Book: Black crescent: the experience and legacy of African Muslims in the Americas

Gomez, Michael A. Black Crescent: The Experience and Legacy of African Muslims in the Americas. Cambridge: Cambridge University Press, 2005. 385 pp.

This book, Black Crescent: The Experience and Legacy of Africa Muslims in the Americas, is a “social history of the experiences of African muslims and their descendants throughout the Americas, including the Caribbean” (p. i). Michael Gomez takes on an ambitious task in relating the historical connections of Islam in the lives of people of African descent from early Africa to the western hemisphere up to the twentieth century. The book is divided into two sections with the “first discussing African Muslims in the Americas through periods of enslavement.” The second part examines, “Islam’s development in the United States.” In doing so, the author examines the Quran and African Americans “acceptance of Muhammad” (p. ix).
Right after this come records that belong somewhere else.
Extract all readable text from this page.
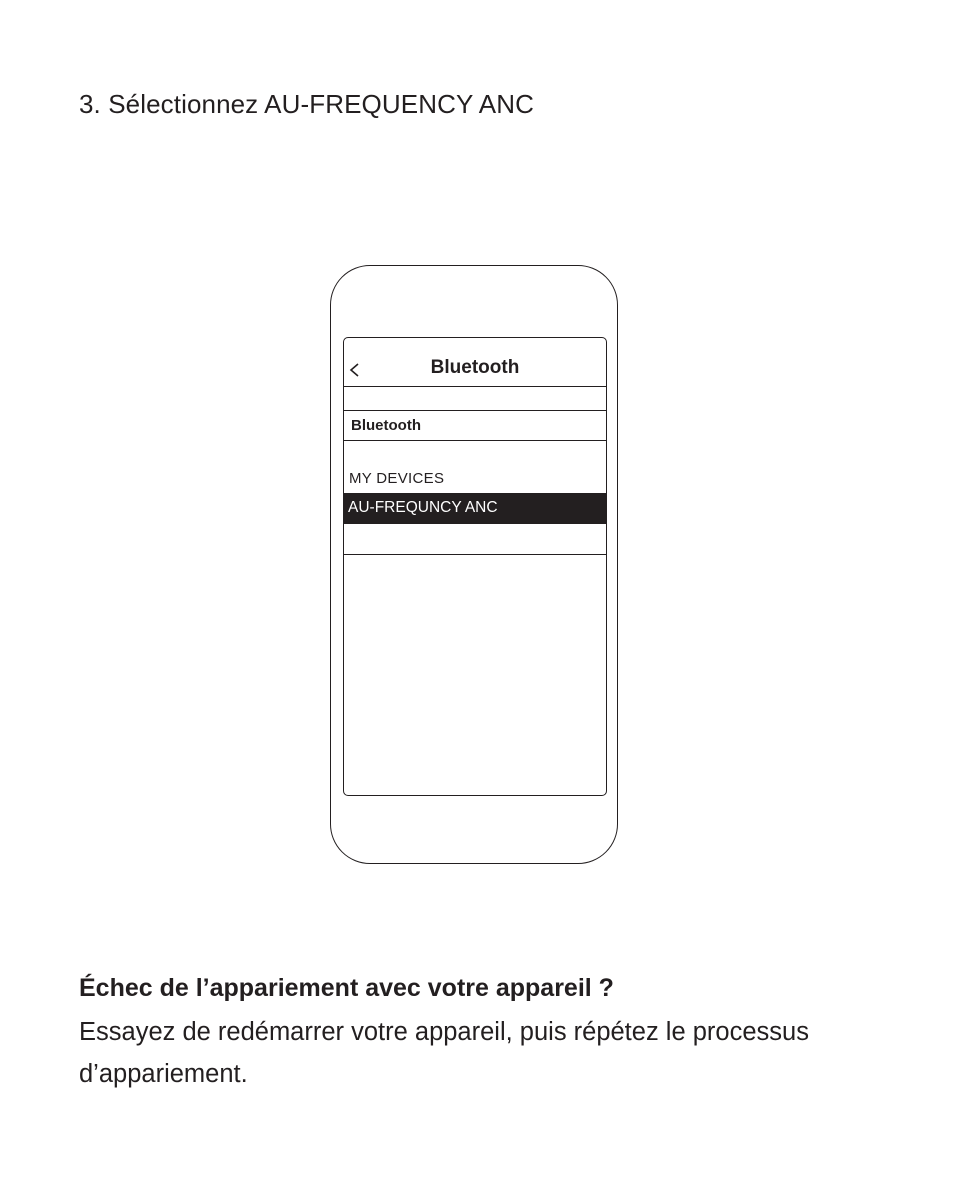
3. Sélectionnez AU-FREQUENCY ANC
Bluetooth
Bluetooth
MY DEVICES
AU-FREQUNCY ANC
Échec de l’appariement avec votre appareil ?

Essayez de redémarrer votre appareil, puis répétez le processus d’appariement.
In examining Muslim Africans in the Caribbean, Brazil, Latin America, and North America, Gomez explains how slavery and politics affected them. He provides evidence to show slave owners sometimes preferred Muslims to expatriates from West Africa. Despite the significance of Islam in relation to slavery, it failed to become dominant among slaves in the Caribbean and Brazil; although in earlier years, it proliferated in Trinidad. Muslims in Trinidad who identified with West Africans acquired “commercial gains, prosperity, and elevated status.”